Education:  1)  Science and math are great, but the very communal nature of both of these things may result in our pissing away any advantages.  Scientists talk to scientists all over the world, so very few scientific secrets are going to stay all that damn secret.  2)  According to The Law of Comparative Advantage in economics, a person, company or nation best serve both their own needs and those of the world by pursuing their own best talent, even in the face of superior talents.  Given this, we may not want to try to build an economy on science and math--they may not, in fact still be out strongest suits, and more science and math education may limit us to only certain high-tech' markets.  3)  How 'bout teaching our kids a foreign language, too?  We live in a multi-ligual market and a bi-lingual country, after all.

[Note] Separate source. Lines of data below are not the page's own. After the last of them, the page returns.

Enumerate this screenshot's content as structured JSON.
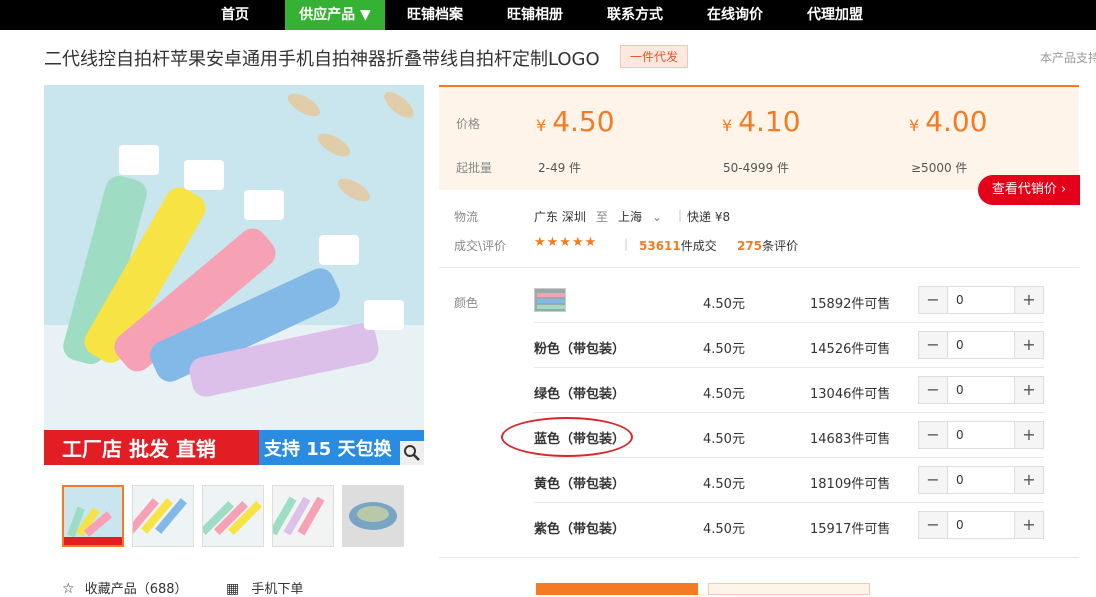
{
  "nav": {
    "items": [
      {
        "label": "首页"
      },
      {
        "label": "供应产品 ▼"
      },
      {
        "label": "旺铺档案"
      },
      {
        "label": "旺铺相册"
      },
      {
        "label": "联系方式"
      },
      {
        "label": "在线询价"
      },
      {
        "label": "代理加盟"
      }
    ]
  },
  "product": {
    "title": "二代线控自拍杆苹果安卓通用手机自拍神器折叠带线自拍杆定制LOGO",
    "badge": "一件代发",
    "support_text": "本产品支持"
  },
  "gallery": {
    "main_image_text": "工厂店 批发 直销",
    "main_image_banner": "支持 15 天包换",
    "favorite": "收藏产品（688）",
    "mobile_order": "手机下单"
  },
  "pricing": {
    "price_label": "价格",
    "moq_label": "起批量",
    "tiers": [
      {
        "price": "4.50",
        "range": "2-49 件"
      },
      {
        "price": "4.10",
        "range": "50-4999 件"
      },
      {
        "price": "4.00",
        "range": "≥5000 件"
      }
    ],
    "currency": "¥",
    "distribution_button": "查看代销价 ›"
  },
  "logistics": {
    "label": "物流",
    "from": "广东 深圳",
    "to_word": "至",
    "to": "上海",
    "express": "快递 ¥8"
  },
  "deals": {
    "label": "成交\\评价",
    "stars": "★★★★★",
    "sold_count": "53611",
    "sold_suffix": "件成交",
    "review_count": "275",
    "review_suffix": "条评价"
  },
  "variants": {
    "label": "颜色",
    "rows": [
      {
        "name": "",
        "price": "4.50元",
        "stock": "15892件可售",
        "qty": "0"
      },
      {
        "name": "粉色（带包装）",
        "price": "4.50元",
        "stock": "14526件可售",
        "qty": "0"
      },
      {
        "name": "绿色（带包装）",
        "price": "4.50元",
        "stock": "13046件可售",
        "qty": "0"
      },
      {
        "name": "蓝色（带包装）",
        "price": "4.50元",
        "stock": "14683件可售",
        "qty": "0"
      },
      {
        "name": "黄色（带包装）",
        "price": "4.50元",
        "stock": "18109件可售",
        "qty": "0"
      },
      {
        "name": "紫色（带包装）",
        "price": "4.50元",
        "stock": "15917件可售",
        "qty": "0"
      }
    ]
  },
  "colors": {
    "accent": "#f47b22",
    "nav_active": "#35b233",
    "red": "#e5001a"
  }
}
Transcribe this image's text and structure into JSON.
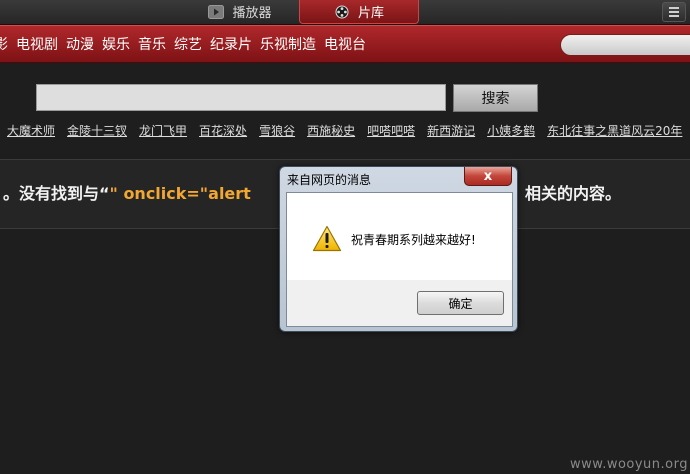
{
  "topbar": {
    "tabs": [
      {
        "label": "播放器",
        "icon": "play-icon"
      },
      {
        "label": "片库",
        "icon": "film-reel-icon"
      }
    ],
    "menu_icon": "menu-icon"
  },
  "categories": [
    "影",
    "电视剧",
    "动漫",
    "娱乐",
    "音乐",
    "综艺",
    "纪录片",
    "乐视制造",
    "电视台"
  ],
  "search": {
    "value": "",
    "button_label": "搜索"
  },
  "hot_links": [
    "大魔术师",
    "金陵十三钗",
    "龙门飞甲",
    "百花深处",
    "雪狼谷",
    "西施秘史",
    "吧嗒吧嗒",
    "新西游记",
    "小姨多鹤",
    "东北往事之黑道风云20年"
  ],
  "result": {
    "prefix": "。没有找到与“",
    "query": "\" onclick=\"alert",
    "suffix": "相关的内容。"
  },
  "dialog": {
    "title": "来自网页的消息",
    "close_label": "x",
    "message": "祝青春期系列越来越好!",
    "ok_label": "确定",
    "icon": "warning-icon"
  },
  "watermark": "www.wooyun.org",
  "colors": {
    "accent_red": "#9a1e21",
    "query_orange": "#f2a733",
    "background": "#1e1e1e"
  }
}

An End to Tax Breaks for the Rich: Tax ease for the rich is not the same as tax ease for business. At any given time a given company has only an ungrowing fund of about two-weeks worth of its net income available to spend for anything unplanned. After establishing this fund, a business seems to be spending its entire income on payroll, expenses, taxes or pre-planned improvements, and each of these expenditures generates taxes, whether through the income taxes of wage earners and the sales tax on purchases as well as through any further companies receiving that money from the original source. People, however, neither spend nor save all of their money, and so, oddly, they generate fewer taxes, per-dollar, than even tax-free companies of equal income would through the taxes of its employees. In light of this fact then, a tax on the rich does not seem to be a greater burden on the economy than a tax on the middle- or lower-classes, and in light of this, an even tax certainly makes sense. Unfortunately, taxes will probably never be even. The rich will have more ways to invest and disqualify income simply by having more and better advisers, and lawmakers will have to be in a continuous search for means to overcome any tax loop-holes in use. I wish the President good luck in his stated attempt, but I also would like to suggest widening the number of investments exempt from tax to include any money banked for over a year. Banks lend dollars recorded to their funds for the ultimate deposit of at least a percentage of those dollars into the accounts of those receiving the funds. Those recipient banks then record those same dollars to their accounts, and through this hopefully benign fiction, the sum total amount of capital available for investment grows, and probably faster than through any percolation from the top.

Just a few thoughts.....

2 comments:

Kevin Comerford said...

Interesting take John though there is many a slip 'tween a cup and a lip. (between the r & the t key too- see out, read our)

To leave OUR economic future in the hands of banks to lend or not to lend is dangerous. Unless Barry is lumping foreign aid in with domestic spending, he missed a great opportunity to win back a portion of his lost populous with severe cuts in this area. The trick is to bring all spending into line with a sustainable limit. I like the idea of limiting the budget to a percentage of GDP, simple and effective. All of the terms that he spins like investment are smoke and mirrors for spending. Did you see the program for the recent state dinner with China? The waste in Washington is a great place to start but merely window dressing. Let's cut state dept. funds by 75% and we will start to see some results.

John Comerford said...

I'm not claiming that banks should be free to lend to anyone. If they could, they'd just re-enter the normally lucrative sub-prime market. I'm only asserting that banking does grow the amount of capital available for investment. Likewise, while I do agree with you on the need to cut the size and cost of government, I also think that any single, unspecified reduction will leave the fools on The Hill likely to judge the worth of a program in terms of their re-election rather than its service to the citizenry. As opposed to paying the entire GOVERNMENT a set fraction of the GDP though, how 'bout paying a fixed part of that figure, perhaps a billionth, to Congress and the President? Waste-hunts have proved, at best, temporary, as our government simply spends and grows too fast for even the most sweeping cuts to have a lasting effect. Putting politicos "on commission" would, however, genuinely motivate them to foster the economy.